Presidente do Rio Branco: ‘Nunca foi jogador de futebol profissional’

Presidente do Rio Branco: ‘Nunca foi jogador de futebol profissional’

O GloboEsporte.com conversou com o presidente do Rio Branco, Francisco Leal, sobre o assunto. Segundo o dirigente, Innocent Olibrice não tem vínculo empregatício com o clube e ‘nunca foi jogador de futebol profissional’.
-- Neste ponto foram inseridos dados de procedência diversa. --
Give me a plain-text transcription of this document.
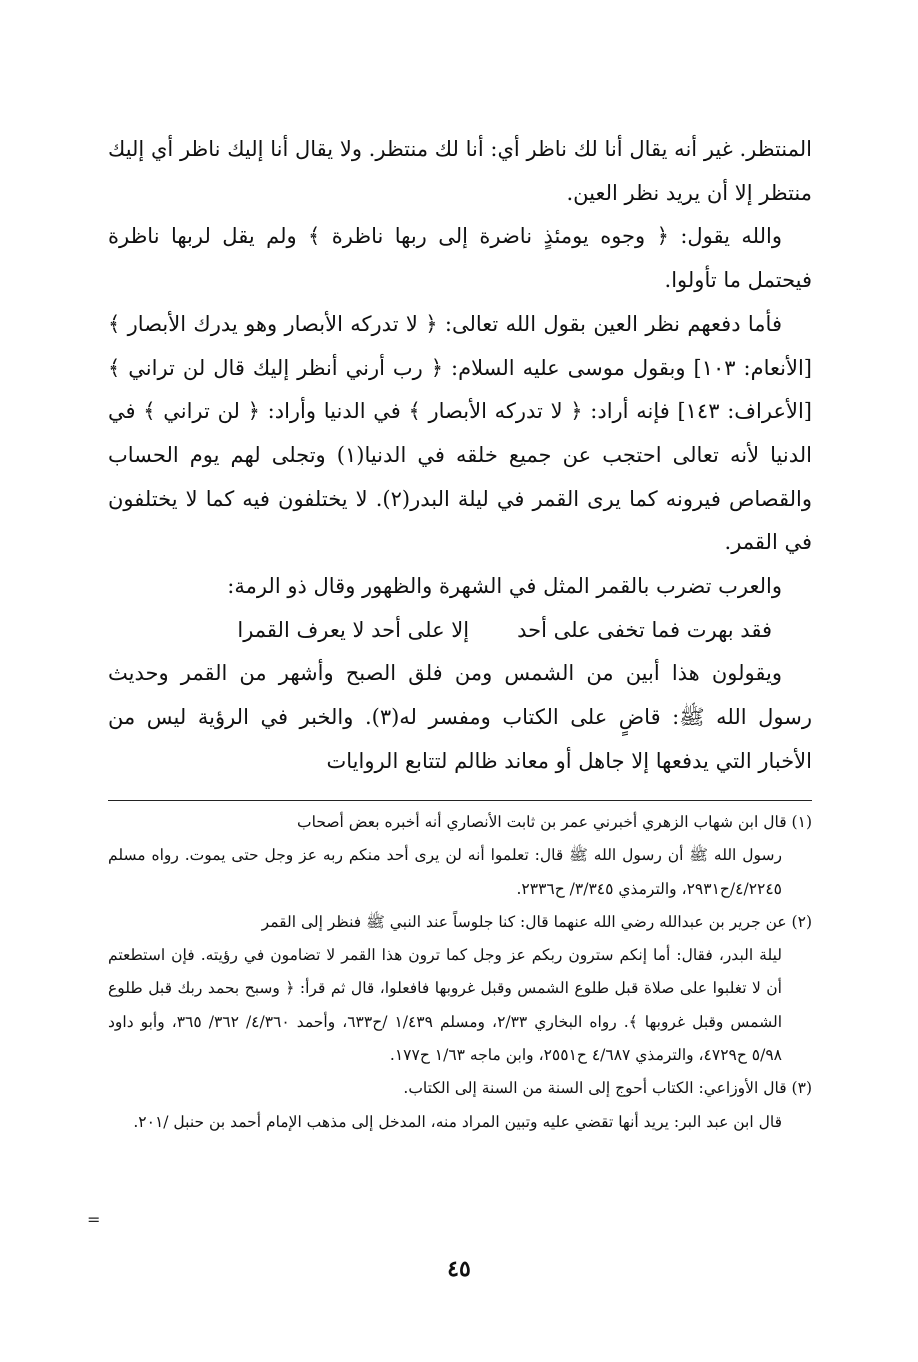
المنتظر. غير أنه يقال أنا لك ناظر أي: أنا لك منتظر. ولا يقال أنا إليك ناظر أي إليك منتظر إلا أن يريد نظر العين.

والله يقول: ﴿ وجوه يومئذٍ ناضرة إلى ربها ناظرة ﴾ ولم يقل لربها ناظرة فيحتمل ما تأولوا.

فأما دفعهم نظر العين بقول الله تعالى: ﴿ لا تدركه الأبصار وهو يدرك الأبصار ﴾ [الأنعام: ١٠٣] وبقول موسى عليه السلام: ﴿ رب أرني أنظر إليك قال لن تراني ﴾ [الأعراف: ١٤٣] فإنه أراد: ﴿ لا تدركه الأبصار ﴾ في الدنيا وأراد: ﴿ لن تراني ﴾ في الدنيا لأنه تعالى احتجب عن جميع خلقه في الدنيا(١) وتجلى لهم يوم الحساب والقصاص فيرونه كما يرى القمر في ليلة البدر(٢). لا يختلفون فيه كما لا يختلفون في القمر.

والعرب تضرب بالقمر المثل في الشهرة والظهور وقال ذو الرمة:

فقد بهرت فما تخفى على أحدإلا على أحد لا يعرف القمرا

ويقولون هذا أبين من الشمس ومن فلق الصبح وأشهر من القمر وحديث رسول الله ﷺ: قاضٍ على الكتاب ومفسر له(٣). والخبر في الرؤية ليس من الأخبار التي يدفعها إلا جاهل أو معاند ظالم لتتابع الروايات

(١) قال ابن شهاب الزهري أخبرني عمر بن ثابت الأنصاري أنه أخبره بعض أصحاب

رسول الله ﷺ أن رسول الله ﷺ قال: تعلموا أنه لن يرى أحد منكم ربه عز وجل حتى يموت. رواه مسلم ٤/٢٢٤٥/ح٢٩٣١، والترمذي ٣/٣٤٥/ ح٢٣٣٦.

(٢) عن جرير بن عبدالله رضي الله عنهما قال: كنا جلوساً عند النبي ﷺ فنظر إلى القمر

ليلة البدر، فقال: أما إنكم سترون ربكم عز وجل كما ترون هذا القمر لا تضامون في رؤيته. فإن استطعتم أن لا تغلبوا على صلاة قبل طلوع الشمس وقبل غروبها فافعلوا، قال ثم قرأ: ﴿ وسبح بحمد ربك قبل طلوع الشمس وقبل غروبها ﴾. رواه البخاري ٢/٣٣، ومسلم ١/٤٣٩ /ح٦٣٣، وأحمد ٤/٣٦٠/ ٣٦٢/ ٣٦٥، وأبو داود ٥/٩٨ ح٤٧٢٩، والترمذي ٤/٦٨٧ ح٢٥٥١، وابن ماجه ١/٦٣ ح١٧٧.

(٣) قال الأوزاعي: الكتاب أحوج إلى السنة من السنة إلى الكتاب.

قال ابن عبد البر: يريد أنها تقضي عليه وتبين المراد منه، المدخل إلى مذهب الإمام أحمد بن حنبل /٢٠١.

=
٤٥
– Ele (Innocent) não quis assinar, mas já foi apresentada a rescisão contratual a ele e vamos entrar com uma ação em juízo, que já está com um advogado. Não é mais empregado do Rio Branco. Não tem vínculo nenhum com o clube. Essa matéria conheço três milhões de vezes melhor do que ele. E outra coisa: é bom que fique claro que esse sujeito nunca foi jogador de futebol profissional porque nunca apresentou nenhuma documentação que comprove isso. Várias vezes nós pedimos informações da Federação Haitiana e nunca mandaram nada, ou seja, ele nunca poderia atuar no futebol profissional – afirmou o cartola, que é juiz trabalhista aposentado.

Em relação à contusão do jogador, Francisco Leal explicou que foram realizados os exames necessários e o atleta receberia auxílio-doença pelo INSS, porém não aceitou a proposta.

– Nós não prometemos nada (de cirurgia). Ele foi encaminhado ao INSS, foram feitos todos os exames. O INSS ia colocá-lo com auxílio doença e ele não quis. Por essa razão que o Rio Branco o dispensou. O Rio Branco dá comida e alojamento sem obrigação nenhuma. Embora não tivesse obrigação, o setor jurídico que tirou ele da cadeia quando foi preso. Teve todo o apoio que precisava ter e não merecia a ajuda do Rio Branco.